In Apr., 2005, the transitional period for the government was extended into Aug., 2005. The FNL agreed to a truce with government forces in May, but clashes continued to occur, and both sides were accused of violating the cease-fire. The FDD won a majority of the seats in May's local council elections, a victory that prefigured its win in the June national assembly elections. Pierre Nkurunziza, leader of the FDD, was elected president of Burundi in August.
The following month the FNL rejected holding peace talks with the new government. UN peacekeepers began withdrawing in Dec., 2005, and completed their withdrawal a year later. In May, 2006, the FNL and the government began talks, agreeing in principle in June to a cease-fire.
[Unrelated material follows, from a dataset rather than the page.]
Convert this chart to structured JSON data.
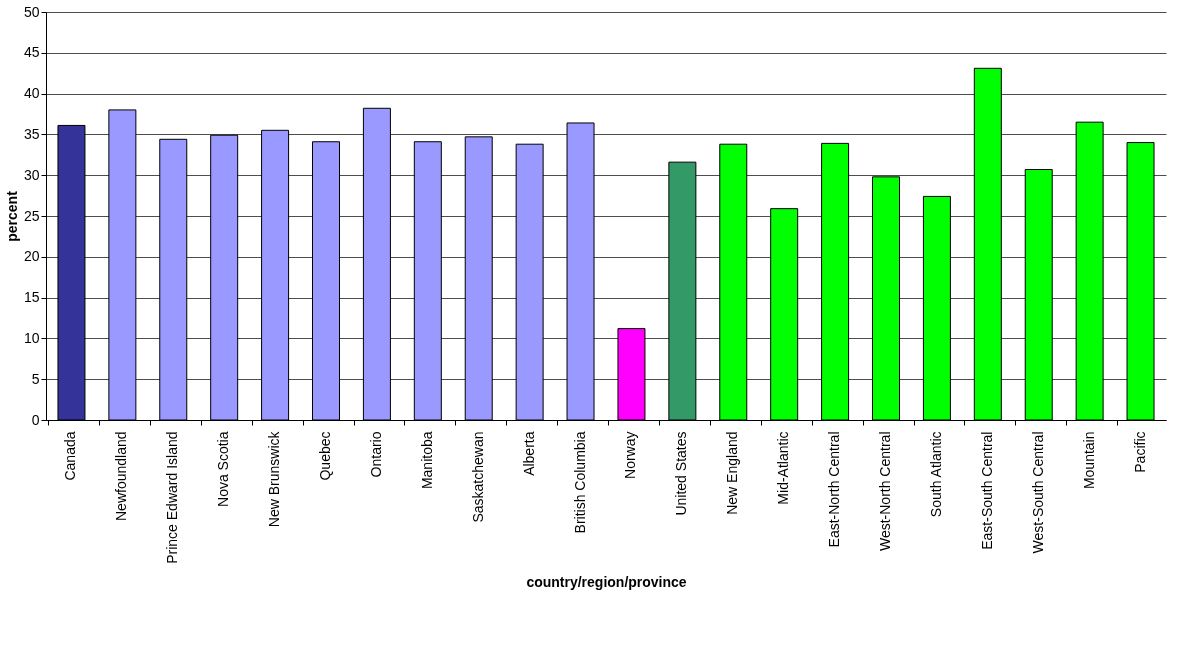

A cease-fire was signed in September, and by June, 2007, some progess had been made in the negotiations. In July, however, the FNL broke off the talks; FNL dissidents split from the group, leading to FNL attacks on the dissidents in subsequent months. Clashes between the FNL and the government resumed as well.
Meanwhile, former president Ndayizeye and several others were arrested in Aug., 2006, on charges of plotting to assassinate Nkurunziza and overthrow the government (Ndayizeye and most of those arrested were acquitted in Jan., 2007), and in early September the vice president resigned, accusing the FDD of corruption. The main opposition parties boycotted the parliament beginning in July, 2007, objecting to the composition of the cabinet; a new, more inclusive cabinet was formed in November. In May, 2008, the FNL and the government again signed a cease-fire agreement, and in June the FNL leader announced an end to the Hutu rebel group's war against the government. In Dec., 2008, under pressure from foreign mediators, both sides committed to beginning the delayed implementation of their peace agreement, but the FNL did not disarm until Mar.-Apr., 2009. Despite the progress toward peace, political repression and politically motivated violence by both sides against individuals has continued. The last of Burundi refugee camps in Uganda and Tanzania closed in 2009, and most refugees returned to Burundi, ending a process that had begun in 2002. However, many Burundian refugees who had fled to Tanzania in 1972 accepted an offer of Tanzanian citizenship.
See G. C. McDonald et al., Area Handbook for Burundi (1969); R. Lemarchand, Rwanda and Burundi (1970); W. Weinstein, Historical Dictionary of Burundi (1976); M. T. Wolbers, Burundi (1989).